Darüber hinaus können verarbeitete Lebensmittel einen wertvollen Beitrag zu einer individuellen Ernährung leisten, etwa bei Menschen mit Unverträglichkeiten (z. B. laktosefreie Produkte), bei besonderem Nährstoffbedarf oder im hektischen Alltag, wenn frisch kochen nicht immer möglich ist. Im Diskurs werden auch enthaltene Lebensmittelzusatzstoffe oft als „chemisch“ oder „unnatürlich“ kritisiert. Sie zählen aber zu den am strengsten geprüften und regulierten Substanzen in der EU. Ihre Verwendung ist nur erlaubt, wenn sie gesundheitlich unbedenklich und technologisch notwendig ist.
„Ein generelles Meiden aller Produkte der NOVA-Gruppe 4 würde auch Lebensmittel wie Vollkornprodukte, fettreduzierte Milchprodukte oder manche Hülsenfruchtprodukte ausschließen, die positiv zur Nährstoffversorgung beitragen“, erläutert Dr. Gruber. Anstatt Angst oder Misstrauen zu fördern, sollte die Bevölkerung eine evidenzbasierte und differenzierte Information erhalten. „Wir müssen die Menschen mit Wissen, Kompetenzen und Fertigkeiten ausstatten, damit sie gesundheitsförderliche Entscheidungen treffen können. Die Zukunft liegt nicht im Schwarz-Weiß-Denken, sondern im differenzierten Umgang mit Lebensmitteln.“
Ein bewusster Konsum – etwa im Rahmen der österreichischen Ernährungsempfehlungen oder der Planetary Health Diet – kann auch mit einem Anteil verarbeiteter Lebensmittel ausgewogen, genussvoll und nachhaltig gestaltet werden.
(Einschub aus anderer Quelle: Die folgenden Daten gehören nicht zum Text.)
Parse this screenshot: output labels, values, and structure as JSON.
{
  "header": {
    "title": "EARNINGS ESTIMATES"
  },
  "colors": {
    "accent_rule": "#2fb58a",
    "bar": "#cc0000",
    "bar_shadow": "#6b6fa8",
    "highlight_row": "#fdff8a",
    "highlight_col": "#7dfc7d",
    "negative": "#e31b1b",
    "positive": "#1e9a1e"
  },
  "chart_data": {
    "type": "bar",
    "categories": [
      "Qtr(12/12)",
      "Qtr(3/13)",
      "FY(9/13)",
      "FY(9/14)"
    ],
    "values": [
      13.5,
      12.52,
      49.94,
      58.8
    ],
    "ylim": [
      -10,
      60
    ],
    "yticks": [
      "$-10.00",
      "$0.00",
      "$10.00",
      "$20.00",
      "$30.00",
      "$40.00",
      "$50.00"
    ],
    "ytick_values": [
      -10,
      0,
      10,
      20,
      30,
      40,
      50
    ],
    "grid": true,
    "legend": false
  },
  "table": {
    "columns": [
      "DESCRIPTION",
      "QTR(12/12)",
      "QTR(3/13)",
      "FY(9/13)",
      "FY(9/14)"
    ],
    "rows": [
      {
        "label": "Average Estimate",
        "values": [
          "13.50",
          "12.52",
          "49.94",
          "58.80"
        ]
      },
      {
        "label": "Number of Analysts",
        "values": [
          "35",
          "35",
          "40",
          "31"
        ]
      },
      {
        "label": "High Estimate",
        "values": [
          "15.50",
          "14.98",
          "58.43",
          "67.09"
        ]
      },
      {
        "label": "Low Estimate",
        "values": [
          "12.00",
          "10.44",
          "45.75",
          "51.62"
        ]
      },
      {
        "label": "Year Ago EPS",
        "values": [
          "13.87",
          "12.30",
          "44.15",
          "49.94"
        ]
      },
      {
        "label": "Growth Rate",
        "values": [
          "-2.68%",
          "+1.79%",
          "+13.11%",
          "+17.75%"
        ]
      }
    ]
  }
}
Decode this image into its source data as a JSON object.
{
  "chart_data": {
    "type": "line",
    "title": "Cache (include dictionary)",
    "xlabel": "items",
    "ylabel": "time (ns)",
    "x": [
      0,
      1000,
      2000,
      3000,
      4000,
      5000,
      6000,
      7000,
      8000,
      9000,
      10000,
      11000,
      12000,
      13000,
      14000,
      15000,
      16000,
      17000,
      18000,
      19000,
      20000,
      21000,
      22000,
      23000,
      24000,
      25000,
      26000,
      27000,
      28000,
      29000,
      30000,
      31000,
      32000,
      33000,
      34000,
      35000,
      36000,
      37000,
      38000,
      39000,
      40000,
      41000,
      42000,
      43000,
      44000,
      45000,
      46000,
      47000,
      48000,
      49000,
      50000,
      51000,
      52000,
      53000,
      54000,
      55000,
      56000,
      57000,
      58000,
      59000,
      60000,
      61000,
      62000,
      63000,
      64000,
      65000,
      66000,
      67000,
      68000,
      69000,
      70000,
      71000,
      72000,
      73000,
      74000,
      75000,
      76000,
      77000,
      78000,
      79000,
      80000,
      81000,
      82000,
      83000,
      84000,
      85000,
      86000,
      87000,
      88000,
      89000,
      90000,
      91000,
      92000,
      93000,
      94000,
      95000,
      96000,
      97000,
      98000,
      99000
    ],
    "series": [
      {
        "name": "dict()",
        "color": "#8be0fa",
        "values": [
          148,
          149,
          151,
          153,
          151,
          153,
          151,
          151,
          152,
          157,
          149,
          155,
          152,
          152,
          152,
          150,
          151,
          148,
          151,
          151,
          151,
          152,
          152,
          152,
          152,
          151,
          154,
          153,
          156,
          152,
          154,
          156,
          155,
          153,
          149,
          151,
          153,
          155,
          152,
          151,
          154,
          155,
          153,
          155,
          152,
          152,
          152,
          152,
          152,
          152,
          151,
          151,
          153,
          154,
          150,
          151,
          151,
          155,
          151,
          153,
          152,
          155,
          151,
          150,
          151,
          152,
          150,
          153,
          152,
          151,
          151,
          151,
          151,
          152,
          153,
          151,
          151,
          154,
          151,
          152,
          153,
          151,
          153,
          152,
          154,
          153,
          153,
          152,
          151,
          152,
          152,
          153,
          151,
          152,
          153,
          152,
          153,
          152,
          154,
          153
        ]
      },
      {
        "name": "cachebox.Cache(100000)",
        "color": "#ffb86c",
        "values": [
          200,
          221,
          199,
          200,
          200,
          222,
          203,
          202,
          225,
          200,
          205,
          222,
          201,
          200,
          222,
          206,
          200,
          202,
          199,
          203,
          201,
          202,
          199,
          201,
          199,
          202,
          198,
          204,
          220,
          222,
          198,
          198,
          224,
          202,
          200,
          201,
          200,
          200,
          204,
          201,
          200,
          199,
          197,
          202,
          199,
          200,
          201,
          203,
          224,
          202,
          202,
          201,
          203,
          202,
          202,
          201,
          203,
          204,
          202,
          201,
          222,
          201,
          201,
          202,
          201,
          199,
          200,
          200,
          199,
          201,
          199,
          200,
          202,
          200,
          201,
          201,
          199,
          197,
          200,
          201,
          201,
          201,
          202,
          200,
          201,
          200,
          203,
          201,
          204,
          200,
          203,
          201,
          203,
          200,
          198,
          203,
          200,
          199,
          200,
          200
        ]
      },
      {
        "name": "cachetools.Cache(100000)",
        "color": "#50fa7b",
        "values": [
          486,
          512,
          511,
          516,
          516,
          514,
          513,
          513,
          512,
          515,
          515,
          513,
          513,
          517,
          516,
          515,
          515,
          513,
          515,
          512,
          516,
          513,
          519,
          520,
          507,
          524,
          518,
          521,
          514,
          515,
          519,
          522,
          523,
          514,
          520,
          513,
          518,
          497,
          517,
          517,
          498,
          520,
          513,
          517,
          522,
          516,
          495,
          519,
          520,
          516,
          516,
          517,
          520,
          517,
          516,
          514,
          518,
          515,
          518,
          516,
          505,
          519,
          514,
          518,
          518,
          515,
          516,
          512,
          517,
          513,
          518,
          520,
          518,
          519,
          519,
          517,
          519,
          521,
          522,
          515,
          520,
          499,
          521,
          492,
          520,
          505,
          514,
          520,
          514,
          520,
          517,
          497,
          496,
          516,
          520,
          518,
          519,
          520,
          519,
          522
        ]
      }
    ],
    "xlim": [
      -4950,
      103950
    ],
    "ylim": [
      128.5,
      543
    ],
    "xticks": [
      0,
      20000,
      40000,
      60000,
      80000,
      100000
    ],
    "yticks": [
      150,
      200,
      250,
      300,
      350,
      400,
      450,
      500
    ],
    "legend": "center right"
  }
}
Die EU-Kommission will im kommenden Jahr eine Abgabe auf hochverarbeitete Lebensmittel mit hohem Zucker-, Salz- und Fettgehalt vorschlagen. Mit diesem Schritt sollen Anreize für ausgewogene Ernährung gesetzt werden und auch die Hersteller motivieren, ihre Produkte gesünder zu machen.